Since 9/11, airline passengers have learned to put liquids in 3-ounce containers, take off their shoes, and go through full-body scanners, all in the name of protecting themselves from terrorism. But are these extra measures making us any safer?

About $10 billion is spent each year to deal with terrorist attacks to aviation, yet these expenditures are rarely subjected to cost-benefit or risk analysis. Are We Safe Enough? Measuring and Assessing Aviation Security, by Mershon affiliates Mark Stewart and John Mueller, seeks to fill that void.

The book, published by Elsevier, explains how standard risk and cost-benefit analysis can be applied to aviation security in a systematic, straightforward, and fully transparent manner. It constructs a full model of the security system, describing the effectiveness, risk reduction, and cost of each layer, from policing and intelligence, to checkpoint passenger screening, to armed pilots on the flight deck.

Stewart and Mueller conclude that it is entirely possible to attain the same degree of safety at far lower cost by shifting expenditures from measures that provide little security at high cost to ones that provide more security at lower cost.

For example, the air marshal program in the United States costs more than $1 billion per year, but reduces risk of a terrorist attack by only 0.2 percent. Installing secondary barriers to cockpits would see a greater reduction of risk while saving hundreds of millions of dollars to both taxpayers and airlines.

In addition, the book shows how the system can be made more efficient, providing great benefits to passengers, the airlines, and the taxpayer. It also finds that aviation security costs proportionately much more in the United States than in Australia, Canada, and elsewhere.

The authors also evaluate, and put into context, the degree to which terrorism presents a threat to aviation, and they discuss and apply the key notion, largely ignored by excessively risk-averse officials, of acceptable risk.

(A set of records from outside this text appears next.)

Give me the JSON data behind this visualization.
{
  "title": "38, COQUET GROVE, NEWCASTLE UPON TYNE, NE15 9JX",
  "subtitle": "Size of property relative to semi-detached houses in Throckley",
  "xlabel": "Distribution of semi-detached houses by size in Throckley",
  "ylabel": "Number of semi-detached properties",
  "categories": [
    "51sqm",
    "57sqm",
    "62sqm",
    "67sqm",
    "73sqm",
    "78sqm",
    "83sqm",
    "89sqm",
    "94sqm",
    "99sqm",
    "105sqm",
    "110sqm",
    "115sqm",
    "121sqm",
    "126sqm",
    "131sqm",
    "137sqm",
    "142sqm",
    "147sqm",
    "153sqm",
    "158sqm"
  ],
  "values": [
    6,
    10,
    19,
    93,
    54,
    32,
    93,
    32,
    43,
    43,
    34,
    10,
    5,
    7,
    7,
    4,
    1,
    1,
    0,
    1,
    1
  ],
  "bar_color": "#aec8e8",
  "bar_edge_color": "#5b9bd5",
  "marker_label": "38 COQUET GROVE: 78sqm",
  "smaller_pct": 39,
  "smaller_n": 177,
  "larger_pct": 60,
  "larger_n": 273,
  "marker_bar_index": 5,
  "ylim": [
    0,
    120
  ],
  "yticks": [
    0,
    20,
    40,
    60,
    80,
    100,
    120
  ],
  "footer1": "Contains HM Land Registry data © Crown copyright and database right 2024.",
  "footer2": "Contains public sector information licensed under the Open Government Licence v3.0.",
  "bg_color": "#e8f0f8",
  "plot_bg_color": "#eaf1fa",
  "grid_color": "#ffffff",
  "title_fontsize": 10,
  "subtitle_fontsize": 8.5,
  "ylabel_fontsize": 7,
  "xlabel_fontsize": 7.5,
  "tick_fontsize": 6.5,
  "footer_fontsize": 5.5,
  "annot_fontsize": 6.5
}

Key features of the book include

  • Quantifying the risks, costs and benefits of various aviation security methods, including policing, intelligence, PreCheck, checkpoint passenger screening, behavioral detection, air marshals and armed pilots
  • Focusing on security measures that reduce costs without reducing security, including PreCheck, Federal Flight Deck Officer program and Installed Physical Secondary Barriers
  • Featuring risk-reduction insights with global applications that are fully transparent, and fully explored through sensitivity analysis

More information is available on the book flyer.

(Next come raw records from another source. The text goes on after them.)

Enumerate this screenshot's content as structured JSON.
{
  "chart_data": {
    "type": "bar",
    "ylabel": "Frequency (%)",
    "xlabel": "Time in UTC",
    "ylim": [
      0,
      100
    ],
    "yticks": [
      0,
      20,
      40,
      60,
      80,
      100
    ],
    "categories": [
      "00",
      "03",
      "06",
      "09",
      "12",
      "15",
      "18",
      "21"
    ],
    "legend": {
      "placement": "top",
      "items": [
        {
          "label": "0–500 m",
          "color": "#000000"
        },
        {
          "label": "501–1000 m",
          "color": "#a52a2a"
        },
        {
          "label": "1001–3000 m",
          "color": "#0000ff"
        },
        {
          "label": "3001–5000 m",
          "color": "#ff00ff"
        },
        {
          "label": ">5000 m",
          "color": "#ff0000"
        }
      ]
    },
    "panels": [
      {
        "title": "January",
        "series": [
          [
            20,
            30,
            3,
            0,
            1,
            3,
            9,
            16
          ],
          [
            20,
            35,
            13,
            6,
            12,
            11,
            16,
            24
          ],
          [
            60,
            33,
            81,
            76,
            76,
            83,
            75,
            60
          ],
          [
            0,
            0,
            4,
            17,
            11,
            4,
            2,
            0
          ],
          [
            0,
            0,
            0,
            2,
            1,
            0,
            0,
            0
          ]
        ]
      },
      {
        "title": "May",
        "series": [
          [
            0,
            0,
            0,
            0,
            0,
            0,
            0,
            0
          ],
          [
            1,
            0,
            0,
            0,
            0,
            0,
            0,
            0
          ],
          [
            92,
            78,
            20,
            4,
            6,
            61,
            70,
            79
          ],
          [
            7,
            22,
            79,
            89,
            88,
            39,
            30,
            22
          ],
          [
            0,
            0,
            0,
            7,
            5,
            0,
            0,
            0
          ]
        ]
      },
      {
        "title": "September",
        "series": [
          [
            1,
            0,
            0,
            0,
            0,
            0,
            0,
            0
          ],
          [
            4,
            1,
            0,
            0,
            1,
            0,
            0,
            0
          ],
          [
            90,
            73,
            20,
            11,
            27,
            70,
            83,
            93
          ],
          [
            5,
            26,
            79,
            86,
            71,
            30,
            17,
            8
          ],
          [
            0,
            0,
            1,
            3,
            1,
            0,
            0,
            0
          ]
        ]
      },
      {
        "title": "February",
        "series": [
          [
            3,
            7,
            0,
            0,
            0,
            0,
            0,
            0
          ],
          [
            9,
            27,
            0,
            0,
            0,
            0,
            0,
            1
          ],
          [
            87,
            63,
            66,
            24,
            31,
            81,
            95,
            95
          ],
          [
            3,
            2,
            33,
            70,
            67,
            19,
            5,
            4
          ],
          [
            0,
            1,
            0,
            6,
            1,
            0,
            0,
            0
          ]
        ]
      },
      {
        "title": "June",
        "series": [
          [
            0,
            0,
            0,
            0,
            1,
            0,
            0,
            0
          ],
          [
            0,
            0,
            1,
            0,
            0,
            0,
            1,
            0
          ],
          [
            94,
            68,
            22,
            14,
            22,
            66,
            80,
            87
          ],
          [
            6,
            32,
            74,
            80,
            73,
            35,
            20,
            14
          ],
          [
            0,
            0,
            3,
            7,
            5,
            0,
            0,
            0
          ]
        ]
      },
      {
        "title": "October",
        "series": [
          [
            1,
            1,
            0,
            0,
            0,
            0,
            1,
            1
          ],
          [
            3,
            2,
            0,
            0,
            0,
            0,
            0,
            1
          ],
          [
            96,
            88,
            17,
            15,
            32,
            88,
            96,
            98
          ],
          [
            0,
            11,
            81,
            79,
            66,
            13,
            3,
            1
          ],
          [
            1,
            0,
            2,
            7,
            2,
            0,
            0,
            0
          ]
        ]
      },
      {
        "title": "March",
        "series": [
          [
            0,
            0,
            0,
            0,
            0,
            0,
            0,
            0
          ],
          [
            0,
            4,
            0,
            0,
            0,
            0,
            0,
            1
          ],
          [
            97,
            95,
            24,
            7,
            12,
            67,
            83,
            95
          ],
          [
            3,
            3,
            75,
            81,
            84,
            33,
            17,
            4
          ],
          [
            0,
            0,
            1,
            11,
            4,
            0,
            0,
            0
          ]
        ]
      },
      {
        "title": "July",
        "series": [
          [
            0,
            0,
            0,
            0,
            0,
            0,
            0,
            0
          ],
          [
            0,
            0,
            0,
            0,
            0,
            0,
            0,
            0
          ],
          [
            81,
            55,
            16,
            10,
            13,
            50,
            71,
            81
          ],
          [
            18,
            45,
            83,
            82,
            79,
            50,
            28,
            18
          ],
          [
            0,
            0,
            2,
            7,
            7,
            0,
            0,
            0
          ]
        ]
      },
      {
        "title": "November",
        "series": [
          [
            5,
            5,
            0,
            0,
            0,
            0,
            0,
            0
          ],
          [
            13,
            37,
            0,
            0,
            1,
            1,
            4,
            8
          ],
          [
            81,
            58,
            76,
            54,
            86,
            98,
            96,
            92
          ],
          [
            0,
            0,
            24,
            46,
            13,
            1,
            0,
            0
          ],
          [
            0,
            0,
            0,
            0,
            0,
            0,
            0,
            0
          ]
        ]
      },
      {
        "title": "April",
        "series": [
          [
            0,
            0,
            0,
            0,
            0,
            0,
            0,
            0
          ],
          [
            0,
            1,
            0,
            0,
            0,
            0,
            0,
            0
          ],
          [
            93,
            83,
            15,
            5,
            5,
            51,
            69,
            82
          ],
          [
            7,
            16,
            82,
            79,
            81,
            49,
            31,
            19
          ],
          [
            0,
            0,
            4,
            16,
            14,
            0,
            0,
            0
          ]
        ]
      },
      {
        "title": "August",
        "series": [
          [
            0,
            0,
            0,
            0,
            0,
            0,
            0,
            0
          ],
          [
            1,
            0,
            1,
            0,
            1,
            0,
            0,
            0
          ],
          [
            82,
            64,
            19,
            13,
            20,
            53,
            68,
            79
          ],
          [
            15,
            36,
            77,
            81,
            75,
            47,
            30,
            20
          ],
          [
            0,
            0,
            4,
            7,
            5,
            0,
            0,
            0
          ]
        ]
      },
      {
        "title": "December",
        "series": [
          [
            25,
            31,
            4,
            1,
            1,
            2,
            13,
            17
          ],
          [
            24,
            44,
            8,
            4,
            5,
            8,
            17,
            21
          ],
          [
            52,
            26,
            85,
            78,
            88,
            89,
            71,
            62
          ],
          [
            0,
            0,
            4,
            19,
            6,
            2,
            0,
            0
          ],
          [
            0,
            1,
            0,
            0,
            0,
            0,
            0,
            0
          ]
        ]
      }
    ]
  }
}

John Mueller is Woody Hayes senior research scientist at the Mershon Center for International Security Studies and professor of political science at Ohio State University, as well as a senior fellow at the Cato Institute. Mark Stewart is professor of civil engineering and director of the Centre for Infrastructure Performance and Reliability at University of Newcastle in Australia.

Stewart has been a visiting scholar at the Mershon Center several times, collaborating with Mueller on Terror, Security, and Money: Balancing the Risk, Benefits, and Costs of Homeland Security (Oxford, 2011) and Chasing Ghosts: The Policing of Terrorism (Oxford, 2016).